Check rating matrix density

In [10]:
density = 100 * (ratings > 0).sum() / float(ratings.shape[0] * ratings.shape[1])
print('Ratings matrix density is {0:.2f}%'.format(density))

Ratings matrix density is 0.26%


Let us now evaluate the PureSVD collaborative filtering recommender (took about 15 minutes for a 3000 x 3000 ratings matrix)

In [12]:
ratings = ratings.asfptype()
recommender = PureSVDRecommender(n_factors)
ar = average_recall(recommender, ratings, test_rtg_th, negs_hit_test, top_n, n_fold=n_fold, 
                    random_state=random_state, verbose=verbose)
print("Recall for the pure SVD recommender is {0:.2f}".format(ar))

Fold 0 out of 10
Fold 1 out of 10
Fold 2 out of 10
Fold 3 out of 10
Fold 4 out of 10
Fold 5 out of 10
Fold 6 out of 10
Fold 7 out of 10
Fold 8 out of 10
Fold 9 out of 10
Recall for the pure SVD recommender is 0.31


Let us now compare with naive RandomRecommender performance

In [15]:
recommender = RandomRecommender()
ar_random = average_recall(recommender, ratings, test_rtg_th, negs_hit_test, top_n, n_fold=n_fold, 
                           random_state=random_state, verbose=verbose)
print("Recall for the random recommender is {0:.2f}".format(ar_random))

Fold 0 out of 10
Fold 1 out of 10
Fold 2 out of 10
Fold 3 out of 10
Fold 4 out of 10
Fold 5 out of 10
Fold 6 out of 10
Fold 7 out of 10
Fold 8 out of 10
Fold 9 out of 10
Recall for the random recommender is 0.03


In [18]:
print('Recall for PureSVD is {:.3} times the recall for the random recommender'.format(ar/ar_random))

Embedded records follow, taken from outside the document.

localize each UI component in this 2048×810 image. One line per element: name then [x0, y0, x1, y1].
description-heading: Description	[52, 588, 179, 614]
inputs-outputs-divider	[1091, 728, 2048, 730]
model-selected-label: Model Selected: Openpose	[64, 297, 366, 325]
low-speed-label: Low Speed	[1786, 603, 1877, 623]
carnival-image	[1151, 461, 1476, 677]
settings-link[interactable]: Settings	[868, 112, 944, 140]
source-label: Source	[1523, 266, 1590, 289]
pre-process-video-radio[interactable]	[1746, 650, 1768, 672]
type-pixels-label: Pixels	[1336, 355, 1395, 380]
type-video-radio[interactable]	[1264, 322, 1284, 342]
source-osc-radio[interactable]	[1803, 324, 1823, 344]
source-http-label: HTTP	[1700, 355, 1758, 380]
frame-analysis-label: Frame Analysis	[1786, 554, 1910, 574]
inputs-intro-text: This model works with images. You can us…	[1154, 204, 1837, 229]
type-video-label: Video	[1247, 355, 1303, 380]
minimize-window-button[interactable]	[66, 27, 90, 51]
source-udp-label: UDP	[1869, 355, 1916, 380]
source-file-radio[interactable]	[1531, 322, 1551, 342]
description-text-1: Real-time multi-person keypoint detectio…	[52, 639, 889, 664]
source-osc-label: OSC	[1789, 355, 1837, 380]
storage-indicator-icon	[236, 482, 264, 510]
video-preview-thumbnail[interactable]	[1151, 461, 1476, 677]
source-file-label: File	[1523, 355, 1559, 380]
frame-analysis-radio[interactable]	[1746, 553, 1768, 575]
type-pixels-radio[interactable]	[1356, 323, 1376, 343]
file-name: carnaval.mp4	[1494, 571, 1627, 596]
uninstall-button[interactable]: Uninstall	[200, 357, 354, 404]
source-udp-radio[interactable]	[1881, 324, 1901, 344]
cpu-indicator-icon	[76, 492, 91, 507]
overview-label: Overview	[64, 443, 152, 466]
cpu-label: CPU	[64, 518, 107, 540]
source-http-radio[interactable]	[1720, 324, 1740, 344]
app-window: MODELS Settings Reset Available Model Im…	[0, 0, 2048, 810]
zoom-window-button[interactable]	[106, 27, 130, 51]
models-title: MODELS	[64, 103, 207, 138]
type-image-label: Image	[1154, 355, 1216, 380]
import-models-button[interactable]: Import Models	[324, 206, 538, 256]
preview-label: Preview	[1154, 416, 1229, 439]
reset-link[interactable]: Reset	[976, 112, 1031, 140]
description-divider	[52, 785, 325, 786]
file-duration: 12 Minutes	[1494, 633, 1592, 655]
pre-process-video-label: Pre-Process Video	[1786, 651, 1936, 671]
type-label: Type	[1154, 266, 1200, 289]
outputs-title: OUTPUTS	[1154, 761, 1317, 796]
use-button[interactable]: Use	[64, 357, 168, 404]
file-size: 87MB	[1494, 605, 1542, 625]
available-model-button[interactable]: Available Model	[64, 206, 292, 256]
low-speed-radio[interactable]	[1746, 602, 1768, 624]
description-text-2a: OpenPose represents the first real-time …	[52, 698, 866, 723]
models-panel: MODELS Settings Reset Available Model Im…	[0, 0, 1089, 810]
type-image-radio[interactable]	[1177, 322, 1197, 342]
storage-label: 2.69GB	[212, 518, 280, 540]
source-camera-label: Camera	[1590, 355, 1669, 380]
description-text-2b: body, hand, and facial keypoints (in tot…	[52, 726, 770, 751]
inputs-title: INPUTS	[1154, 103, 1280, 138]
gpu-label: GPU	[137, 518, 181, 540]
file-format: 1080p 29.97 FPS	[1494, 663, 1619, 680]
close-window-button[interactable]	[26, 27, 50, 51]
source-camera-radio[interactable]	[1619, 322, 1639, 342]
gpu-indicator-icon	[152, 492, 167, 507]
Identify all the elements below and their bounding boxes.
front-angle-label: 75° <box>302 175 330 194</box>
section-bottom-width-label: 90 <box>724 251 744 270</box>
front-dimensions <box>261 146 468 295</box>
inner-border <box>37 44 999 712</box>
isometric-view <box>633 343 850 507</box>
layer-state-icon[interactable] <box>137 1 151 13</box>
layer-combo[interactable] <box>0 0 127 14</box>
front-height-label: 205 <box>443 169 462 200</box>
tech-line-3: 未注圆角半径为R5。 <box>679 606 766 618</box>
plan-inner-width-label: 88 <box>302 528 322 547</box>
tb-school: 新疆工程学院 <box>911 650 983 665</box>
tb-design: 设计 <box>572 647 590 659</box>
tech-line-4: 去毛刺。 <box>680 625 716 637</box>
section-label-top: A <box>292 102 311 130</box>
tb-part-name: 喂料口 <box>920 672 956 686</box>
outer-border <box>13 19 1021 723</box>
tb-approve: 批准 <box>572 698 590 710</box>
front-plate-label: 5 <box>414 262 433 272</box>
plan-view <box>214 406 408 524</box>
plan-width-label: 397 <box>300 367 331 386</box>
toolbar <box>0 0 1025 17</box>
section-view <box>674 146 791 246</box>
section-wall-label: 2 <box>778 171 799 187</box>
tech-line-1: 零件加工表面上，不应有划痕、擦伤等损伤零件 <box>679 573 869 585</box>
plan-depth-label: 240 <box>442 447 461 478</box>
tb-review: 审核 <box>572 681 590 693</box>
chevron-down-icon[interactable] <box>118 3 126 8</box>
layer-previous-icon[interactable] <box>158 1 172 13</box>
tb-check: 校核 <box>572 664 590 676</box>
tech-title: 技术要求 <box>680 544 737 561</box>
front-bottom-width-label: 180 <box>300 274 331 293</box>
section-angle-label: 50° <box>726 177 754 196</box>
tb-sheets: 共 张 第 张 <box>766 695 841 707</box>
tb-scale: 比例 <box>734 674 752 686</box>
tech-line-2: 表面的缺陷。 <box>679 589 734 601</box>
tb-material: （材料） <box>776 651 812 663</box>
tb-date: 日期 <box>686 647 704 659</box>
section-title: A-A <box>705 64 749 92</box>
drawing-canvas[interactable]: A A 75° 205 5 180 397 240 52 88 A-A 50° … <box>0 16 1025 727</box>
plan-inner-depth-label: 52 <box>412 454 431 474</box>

Recall for PureSVD is 9.43 times the recall for the random recommender


So PureSVD gives a reasonable improvement in terms of recall compared with naive random recommendation. Random recommendation is of course a very basic baseline to compare against. With more time, it would be interesting to compare against a recommender that scores businesses according to their popularity (i.e., number of reviews). In that scenario, it would be particularly interesting to test only on the businesses in the long tail(that is, businesses with a low number of reviews). Popularity-based recommenders will probably miss those businesses, while recommenders based on collaborative filtering should be able to take them into account. 

As a final comment, note that I have not tune at all the main hyperparameter of the PureSVD recommender: the number of factors used to describe users and businesses (n_factors parameter). I simply picked a value that sounded roughly reasonable. With more time, a grid search should be performed on different values, and the final performance for the selected value estimated on a held out dataset.